Bu tip şanzıman aynı zamanda manuel şanzımana (artı plakalı, diskli ve yataklı debriyaj) dayanmaktadır, ancak debriyaj pedalı ve direksiyon simidi belirli elektronik veya hidrolik sistemlerle değiştirilmiştir. Böylelikle vitesler, sürücü tarafından gecikme veya hata olmaksızın otomatik veya manuel olarak değiştirilebilir.

Sonra, genel olarak bir otomatik şanzımanın bileşenleri nelerdir?

Otomatik şanzımanın bileşenleri nelerdir?

{{{ad-code}}}

Otomatik şanzımanın bileşenleri

Otomatik şanzıman, her şeyden önce üç ana bölümden oluşur:

Hidrotransformatör veya tork konvertörü

Çok diskli frenler ve debriyajlar ile birlikte planet dişliler / mekanizmalar

Elektrohidrolik kutu bilgisayar (Mekatronik)

{{{ad-code}}}

Ayrıca, her biri, Mercedes-Benz’in 7G-tronic, 7 vitesli şanzımanında örneklenen birkaç alt gruba ayrılmıştır:

Tork dönüştürücü / hidrotransformatör

Türbin

Stator

Rotor

Kutu muhafazası havalandırma valfi

Yağ pompası – motor hızına göre basınç oluşturmaya yardımcı olur

B1 çok diskli fren

K1 çok diskli kavramalar

Ravigneaux gezegen mekanizması

B3 çok diskli fren

K2 çok diskli kavramalar

Basit gezegen mekanizması

BR çok diskli fren

K3 çok diskli kavramalar

Çok diskli fren B2

Park modu için park pimi

Hız sensörü kılavuz halkası

Program seçme kolu – elektrohidrolik kontrol modülü

N2 hız sensörünün manyetik halkası

Solenoid valfler, sensörler ve mekatronik ile elektrohidrolik kontrol modüll

Dönüş sensörünün manyetik halkası

Solenoid valfler (solenoid) – frenleri ve çok diskli kavramaları çalıştırın

Hidrotransformatörü bloke eden kontrollü kayar kavrama

{{{ad-code}}}

Y3 / 8n4 – Mekatronik / elektronik kontrol ve kumanda modülü / vites kutusu bilgisayarı

Şimdi üç ana bölümün her birinin rolünü açıklayacağız:

Hidrotransformatör veya tork konvertörü

Bir arabanın motor çalışırken bile hareketsiz durabilmesinin nedeni, şanzıman ve şanzıman arasındaki güç akışının kesilmesidir. Örneğin düz şanzımanda bu, debriyaj pedalına basılarak yapılabilir. Otomatik vites kutusu durumunda, bu yönü „halleden“ bir hidrotransformatör veya tork konvertörü vardır.

{{{ad-code}}}

Bu bileşen, tam olarak motora doğrudan bağlantının oluşturulduğu kutunun önünde konumlandırılmıştır.
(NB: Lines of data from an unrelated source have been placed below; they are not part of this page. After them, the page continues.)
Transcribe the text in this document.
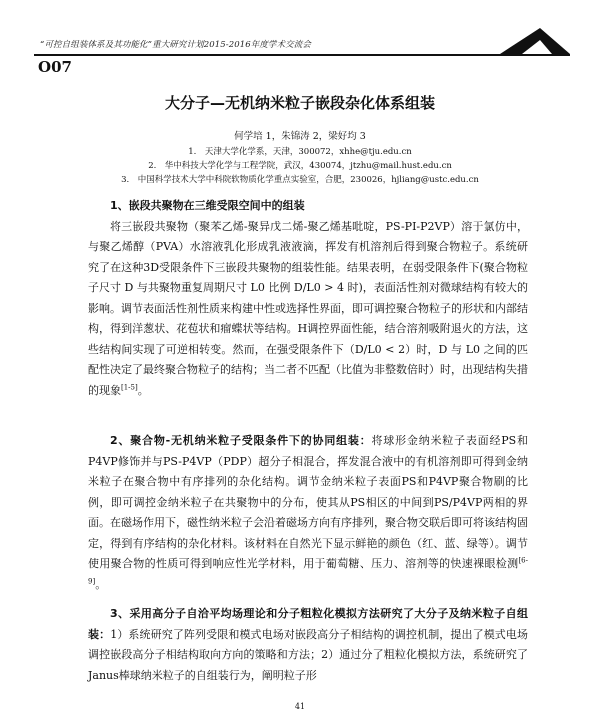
“可控自组装体系及其功能化”重大研究计划2015-2016年度学术交流会
O07
大分子—无机纳米粒子嵌段杂化体系组装
何学培 1，朱锦涛 2，梁好均 3
1.　天津大学化学系，天津，300072，xhhe@tju.edu.cn
2.　华中科技大学化学与工程学院，武汉，430074，jtzhu@mail.hust.edu.cn
3.　中国科学技术大学中科院软物质化学重点实验室，合肥，230026，hjliang@ustc.edu.cn

1、嵌段共聚物在三维受限空间中的组装

将三嵌段共聚物（聚苯乙烯-聚异戊二烯-聚乙烯基吡啶，PS-PI-P2VP）溶于氯仿中，与聚乙烯醇（PVA）水溶液乳化形成乳液液滴，挥发有机溶剂后得到聚合物粒子。系统研究了在这种3D受限条件下三嵌段共聚物的组装性能。结果表明，在弱受限条件下(聚合物粒子尺寸 D 与共聚物重复周期尺寸 L0 比例 D/L0 > 4 时)，表面活性剂对微球结构有较大的影响。调节表面活性剂性质来构建中性或选择性界面，即可调控聚合物粒子的形状和内部结构，得到洋葱状、花苞状和瘤蝶状等结构。H调控界面性能，结合溶剂吸附退火的方法，这些结构间实现了可逆相转变。然而，在强受限条件下（D/L0 < 2）时，D 与 L0 之间的匹配性决定了最终聚合物粒子的结构；当二者不匹配（比值为非整数倍时）时，出现结构失措的现象[1-5]。

2、聚合物-无机纳米粒子受限条件下的协同组装：将球形金纳米粒子表面经PS和P4VP修饰并与PS-P4VP（PDP）超分子相混合，挥发混合液中的有机溶剂即可得到金纳米粒子在聚合物中有序排列的杂化结构。调节金纳米粒子表面PS和P4VP聚合物刷的比例，即可调控金纳米粒子在共聚物中的分布，使其从PS相区的中间到PS/P4VP两相的界面。在磁场作用下，磁性纳米粒子会沿着磁场方向有序排列，聚合物交联后即可将该结构固定，得到有序结构的杂化材料。该材料在自然光下显示鲜艳的颜色（红、蓝、绿等）。调节使用聚合物的性质可得到响应性光学材料，用于葡萄糖、压力、溶剂等的快速裸眼检测[6-9]。

3、采用高分子自洽平均场理论和分子粗粒化模拟方法研究了大分子及纳米粒子自组装：1）系统研究了阵列受限和模式电场对嵌段高分子相结构的调控机制，提出了模式电场调控嵌段高分子相结构取向方向的策略和方法；2）通过分了粗粒化模拟方法，系统研究了Janus棒球纳米粒子的自组装行为，阐明粒子形

41
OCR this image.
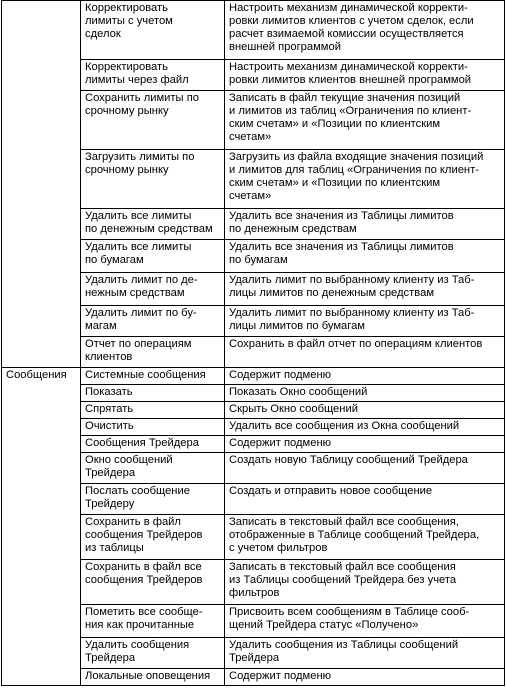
	Корректировать
лимиты с учетом
сделок	Настроить механизм динамической корректи-
ровки лимитов клиентов с учетом сделок, если
расчет взимаемой комиссии осуществляется
внешней программой
	Корректировать
лимиты через файл	Настроить механизм динамической корректи-
ровки лимитов клиентов внешней программой
	Сохранить лимиты по
срочному рынку	Записать в файл текущие значения позиций
и лимитов из таблиц «Ограничения по клиент-
ским счетам» и «Позиции по клиентским
счетам»
	Загрузить лимиты по
срочному рынку	Загрузить из файла входящие значения позиций
и лимитов для таблиц «Ограничения по клиент-
ским счетам» и «Позиции по клиентским
счетам»
	Удалить все лимиты
по денежным средствам	Удалить все значения из Таблицы лимитов
по денежным средствам
	Удалить все лимиты
по бумагам	Удалить все значения из Таблицы лимитов
по бумагам
	Удалить лимит по де-
нежным средствам	Удалить лимит по выбранному клиенту из Таб-
лицы лимитов по денежным средствам
	Удалить лимит по бу-
магам	Удалить лимит по выбранному клиенту из Таб-
лицы лимитов по бумагам
	Отчет по операциям
клиентов	Сохранить в файл отчет по операциям клиентов
Сообщения	Системные сообщения	Содержит подменю
	Показать	Показать Окно сообщений
	Спрятать	Скрыть Окно сообщений
	Очистить	Удалить все сообщения из Окна сообщений
	Сообщения Трейдера	Содержит подменю
	Окно сообщений
Трейдера	Создать новую Таблицу сообщений Трейдера
	Послать сообщение
Трейдеру	Создать и отправить новое сообщение
	Сохранить в файл
сообщения Трейдеров
из таблицы	Записать в текстовый файл все сообщения,
отображенные в Таблице сообщений Трейдера,
с учетом фильтров
	Сохранить в файл все
сообщения Трейдеров	Записать в текстовый файл все сообщения
из Таблицы сообщений Трейдера без учета
фильтров
	Пометить все сообще-
ния как прочитанные	Присвоить всем сообщениям в Таблице сооб-
щений Трейдера статус «Получено»
	Удалить сообщения
Трейдера	Удалить сообщения из Таблицы сообщений
Трейдера
	Локальные оповещения	Содержит подменю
Konvertör muhafazası motor volan cıvataları ile sabitlenmiştir ve dönme hareketi motor ile aynı hızda gerçekleşir. Hidrotransformatörün temel işlevleri şunlardır:

Motordan şanzımanın giriş miline güç aktarımına aracılık eder.

Motor torkunu artırır

Hidrotransformatör, bir transmisyon sıvısı (ATF) sayesinde hidrolik güç temelinde çalışır. Çalışma prensibi, bileşen parçalarıyla ayrıntılı olarak açıklanabilir:

Pompa

Bu santrifüj alt grubu, daha önce söylediğim gibi, motor volanına da bağlı olan hidrotransformer muhafazasına doğrudan monte edilmiştir.

Pompa, motorla aynı hızda dönerken, sıvıyı dışarıya gönderirken, büyük miktarda sıvıyı ortasına ve ardından türbine çeken bir vakum yaratır. Pompanın tasarımı bir fana benzer.

Stator

Pompa ve türbin arasında bulunur. Statorun görevi, şanzıman yağını türbinden geri pompaya göndermek, otomobilin tekerleklerini hareket ettirebilmek için motordan gelen torku arttırmak ve araç hızlandığında bu torku düşürmektir. Stator, bir uçağın pervanesine benziyor.

{{{ad-code}}}

Türbin

Türbin, hidrotransformatörün içine yerleştirilmiştir ve pompa şekline benzer. Doğrudan dişli kutusunun giriş miline bağlanır, ancak pompaya bağlanmaz. Bu, farklı bir hızda dönmesine izin verir, böylece motor, şanzımanın diğer bileşenlerinden farklı bir şekilde çalışabilin .

Kilitleme debriyajı

Akışkanların dinamiği nedeniyle yağın pompa ile türbin arasında iletimi sırasında güç kaybedilir. Bu durumda türbin, pompadan daha düşük bir dönme hareketine sahip olacaktır, bu da araba mekanı terk ettiğinde rahatsızlık vermeyen bir durumdur. Bunun yerine, araba hareket ederken, güçte bir azalma hissedeceksiniz.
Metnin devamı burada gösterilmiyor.